Genome-wide loss of heterozygosity predicts aggressive, treatment-refractory behavior in pituitary neuroendocrine tumors
- PMID: 38758238
- PMCID: PMC11101347
- DOI: 10.1007/s00401-024-02736-8
Genome-wide loss of heterozygosity predicts aggressive, treatment-refractory behavior in pituitary neuroendocrine tumors
Abstract
Pituitary neuroendocrine tumors (PitNETs) exhibiting aggressive, treatment-refractory behavior are the rare subset that progress after surgery, conventional medical therapies, and an initial course of radiation and are characterized by unrelenting growth and/or metastatic dissemination. Two groups of patients with PitNETs were sequenced: a prospective group of patients (n = 66) who consented to sequencing prior to surgery and a retrospective group (n = 26) comprised of aggressive/higher risk PitNETs. A higher mutational burden and fraction of loss of heterozygosity (LOH) was found in the aggressive, treatment-refractory PitNETs compared to the benign tumors (p = 1.3 × 10-10 and p = 8.5 × 10-9, respectively). Within the corticotroph lineage, a characteristic pattern of recurrent chromosomal LOH in 12 specific chromosomes was associated with treatment-refractoriness (occurring in 11 of 14 treatment-refractory versus 1 of 14 benign corticotroph PitNETs, p = 1.7 × 10-4). Across the cohort, a higher fraction of LOH was identified in tumors with TP53 mutations (p = 3.3 × 10-8). A machine learning approach identified loss of heterozygosity as the most predictive variable for aggressive, treatment-refractory behavior, outperforming the most common gene-level alteration, TP53, with an accuracy of 0.88 (95% CI: 0.70-0.96). Aggressive, treatment-refractory PitNETs are characterized by significant aneuploidy due to widespread chromosomal LOH, most prominently in the corticotroph tumors. This LOH predicts treatment-refractoriness with high accuracy and represents a novel biomarker for this poorly defined PitNET category.
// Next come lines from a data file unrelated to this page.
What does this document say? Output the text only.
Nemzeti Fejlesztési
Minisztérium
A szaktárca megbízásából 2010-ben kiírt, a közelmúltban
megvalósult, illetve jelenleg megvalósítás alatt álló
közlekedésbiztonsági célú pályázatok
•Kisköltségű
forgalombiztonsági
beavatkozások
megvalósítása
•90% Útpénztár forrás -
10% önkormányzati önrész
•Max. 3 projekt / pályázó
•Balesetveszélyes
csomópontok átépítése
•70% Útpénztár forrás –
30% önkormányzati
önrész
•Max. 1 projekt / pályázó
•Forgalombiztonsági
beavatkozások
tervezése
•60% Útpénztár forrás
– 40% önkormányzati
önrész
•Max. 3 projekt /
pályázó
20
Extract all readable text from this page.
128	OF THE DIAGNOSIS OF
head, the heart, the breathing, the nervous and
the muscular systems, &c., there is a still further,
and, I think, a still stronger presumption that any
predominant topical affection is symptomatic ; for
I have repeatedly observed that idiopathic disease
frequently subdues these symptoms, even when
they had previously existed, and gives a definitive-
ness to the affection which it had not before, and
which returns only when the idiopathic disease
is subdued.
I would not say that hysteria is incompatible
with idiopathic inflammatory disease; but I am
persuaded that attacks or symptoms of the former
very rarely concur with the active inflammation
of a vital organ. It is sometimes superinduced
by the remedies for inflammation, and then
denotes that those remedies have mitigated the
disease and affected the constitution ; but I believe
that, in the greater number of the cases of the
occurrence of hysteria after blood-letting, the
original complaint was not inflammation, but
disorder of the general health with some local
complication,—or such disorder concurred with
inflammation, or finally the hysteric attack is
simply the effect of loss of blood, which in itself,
Keywords: Aggressive pituitary tumor; Pituitary carcinoma; Pituitary neuroendocrine tumor; Treatment-refractory pituitary tumor.
© 2024. The Author(s).
Conflict of interest statement
Andrew L. Lin reports research funding from Bristol Myers Squibb. Lisa Nachtigall and Eliza B. Geer report research funding from Recordati. David B. Solit has consulted/received honoraria from Rain Pharmaceuticals, Pfizer, Fog Pharma, PaigeAI, BridgeBio, Scorpion Therapeutics, FORE Therapeutics, Function Oncology, Pyramid, and Elsie Biotechnologies, Inc. The remaining authors have no disclosures to report.